"Confirmation that highly pathogenic avian influenza has been found in Turkey and that avian influenza is now also in Romania is of concern. It shows that there is a risk to the UK," Debby Reynolds, chief vet at the UK's Department of Environment, Food and Rural Affairs, told a news conference.
"We will now carry out an assessment immediately to determine what the risk is and whether any further measures need to be taken," she added.
Turkey faces no general public health threat following last week's outbreak of avian influenza on a farm near the Aegean Sea, the Health Ministry has said.
Ministry official Turan Buzgan also told a televised news conference on Thursday that Turkey had taken all necessary measures against a possible flu epidemic.
He was speaking shortly after EU Health and Consumer Protection chief Markos Kyprianou said the strain of bird flu found in Turkey had been identified as the same H5N1 virus that has killed more than 60 people in Asia since 2003.
"We have received now confirmation that the virus found in Turkey is avian flu H5N1 high pathogenic virus," EU Health and Consumer Protection Commissioner Markos Kyprianou said on Thursday.
He added that test results on the outbreak in Turkey indicated "a direct relationship with viruses recently found in Russia, Mongolia and China".
The EU slapped a ban on live bird imports on Turkey on Monday after the bird flu outbreak there.
"We have completed 95% of the culling"
local farm official, Kiziksa
It also took a similar measure on Thursday against Romania after the presence of bird flu was confirmed there, although further tests are under way to required to determine if that is also the H5N1 strain.
While avian influenza primarily affects birds, the H5N1 strain has killed more than 60 people in Southeast Asia since 2003.
Scientists have warned that millions of people around the world could die if that virulent form of the virus crosses with human flu strains to become highly contagious among people.
Thursday's announcement means the H5N1 strain has now reached the frontiers of the EU.
Turkish officials said earlier on Thursday they had nearly completed a slaughter of winged animals in a northwestern village if Kiziksa following the outbreak.
"We have completed 95% of the culling," Selahattin Kokcu, the local farm official in Kiziksa where the first case of bird flu was confirmed at the weekend, told AFP.
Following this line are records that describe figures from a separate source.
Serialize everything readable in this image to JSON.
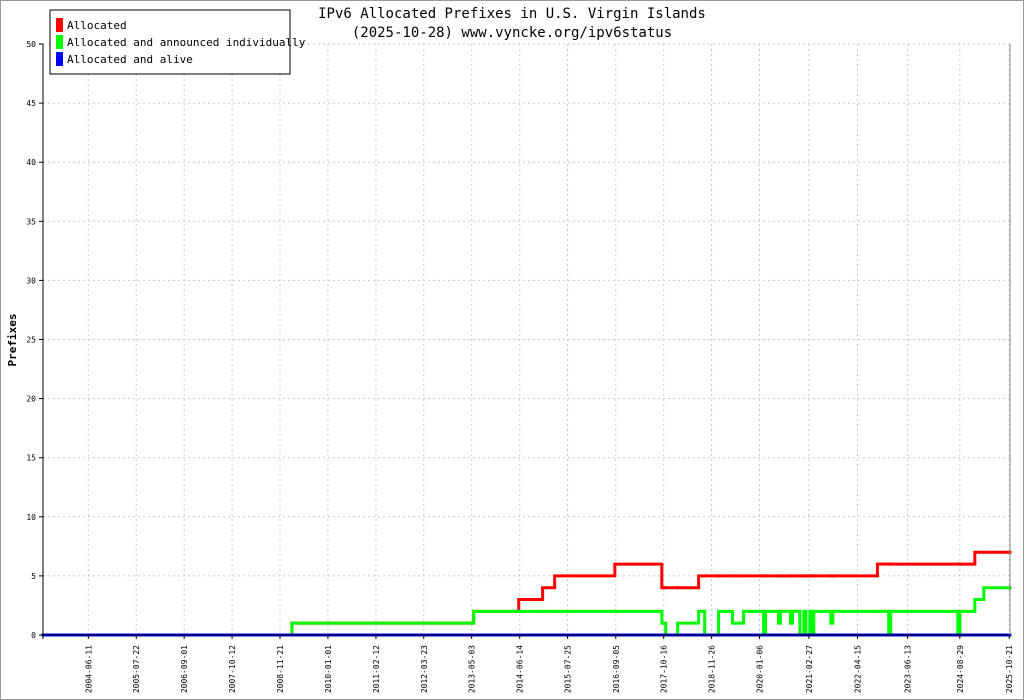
{
  "chart_data": {
    "type": "line",
    "step": true,
    "title": "IPv6 Allocated Prefixes in U.S. Virgin Islands",
    "subtitle": "(2025-10-28) www.vyncke.org/ipv6status",
    "y_label": "Prefixes",
    "legend": "top-left",
    "grid": true,
    "xlim": [
      "2003-05-24",
      "2025-10-28"
    ],
    "xticks": [
      "2004-06-11",
      "2005-07-22",
      "2006-09-01",
      "2007-10-12",
      "2008-11-21",
      "2010-01-01",
      "2011-02-12",
      "2012-03-23",
      "2013-05-03",
      "2014-06-14",
      "2015-07-25",
      "2016-09-05",
      "2017-10-16",
      "2018-11-26",
      "2020-01-06",
      "2021-02-27",
      "2022-04-15",
      "2023-06-13",
      "2024-08-29",
      "2025-10-21"
    ],
    "ylim": [
      0,
      50
    ],
    "yticks": [
      0,
      5,
      10,
      15,
      20,
      25,
      30,
      35,
      40,
      45,
      50
    ],
    "x": [
      "2003-05-24",
      "2009-03-02",
      "2013-05-20",
      "2014-06-06",
      "2014-12-25",
      "2015-04-06",
      "2016-08-28",
      "2017-09-30",
      "2017-11-02",
      "2018-02-11",
      "2018-08-08",
      "2018-09-28",
      "2019-01-24",
      "2019-05-22",
      "2019-08-24",
      "2020-02-09",
      "2020-02-26",
      "2020-06-14",
      "2020-07-01",
      "2020-09-24",
      "2020-10-11",
      "2020-12-13",
      "2021-01-16",
      "2021-02-02",
      "2021-03-07",
      "2021-03-24",
      "2021-04-10",
      "2021-09-01",
      "2021-09-18",
      "2022-10-01",
      "2023-01-04",
      "2023-01-21",
      "2024-08-12",
      "2024-08-29",
      "2025-01-03",
      "2025-03-20",
      "2025-10-28"
    ],
    "series": [
      {
        "name": "Allocated",
        "color": "#ff0000",
        "values": [
          0,
          1,
          2,
          3,
          4,
          5,
          6,
          4,
          4,
          4,
          5,
          5,
          5,
          5,
          5,
          5,
          5,
          5,
          5,
          5,
          5,
          5,
          5,
          5,
          5,
          5,
          5,
          5,
          5,
          6,
          6,
          6,
          6,
          6,
          7,
          7,
          7
        ]
      },
      {
        "name": "Allocated and announced individually",
        "color": "#00ff00",
        "values": [
          0,
          1,
          2,
          2,
          2,
          2,
          2,
          1,
          0,
          1,
          2,
          0,
          2,
          1,
          2,
          0,
          2,
          1,
          2,
          1,
          2,
          0,
          2,
          0,
          2,
          0,
          2,
          1,
          2,
          2,
          0,
          2,
          0,
          2,
          3,
          4,
          4
        ]
      },
      {
        "name": "Allocated and alive",
        "color": "#0000ff",
        "values": [
          0,
          0,
          0,
          0,
          0,
          0,
          0,
          0,
          0,
          0,
          0,
          0,
          0,
          0,
          0,
          0,
          0,
          0,
          0,
          0,
          0,
          0,
          0,
          0,
          0,
          0,
          0,
          0,
          0,
          0,
          0,
          0,
          0,
          0,
          0,
          0,
          0
        ]
      }
    ]
  }
}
Turkey says it has completed a
slaughter of birds in a village
Turkey says no human cases have been reported so far, and the Health Ministry has ordered fresh stocks of the anti-influenza drug Tamiflu in a bid to prevent a flu pandemic, a senior official said in remarks published in a Turkish newspaper on Thursday.
Virus hits Iran
Meanwhile, Iran's veterinary authorities have reported a large number of deaths among wild ducks, but the cause of the mortality is as yet unknown, the World Organisation for Animal Health (OIE) said on Thursday.
The OIE, the paramount authority for veterinary health, said on its website that 3673 wild ducks had died at Poldasht, in West Azerbaijan province.
The phenomenon began on 2 October, according to the information received from the Iran Veterinary Organisation, a branch of the Agriculture Ministry, on Wednesday.
"No pathological agent has been identified yet. No post-mortem lesions are seen in dead birds; weakness and death are the only evidences," the Iranian report said.
The Iranian authorities have quarantined the area and are carrying out disinfection measures, the OIE said, adding it had asked Iran for further information.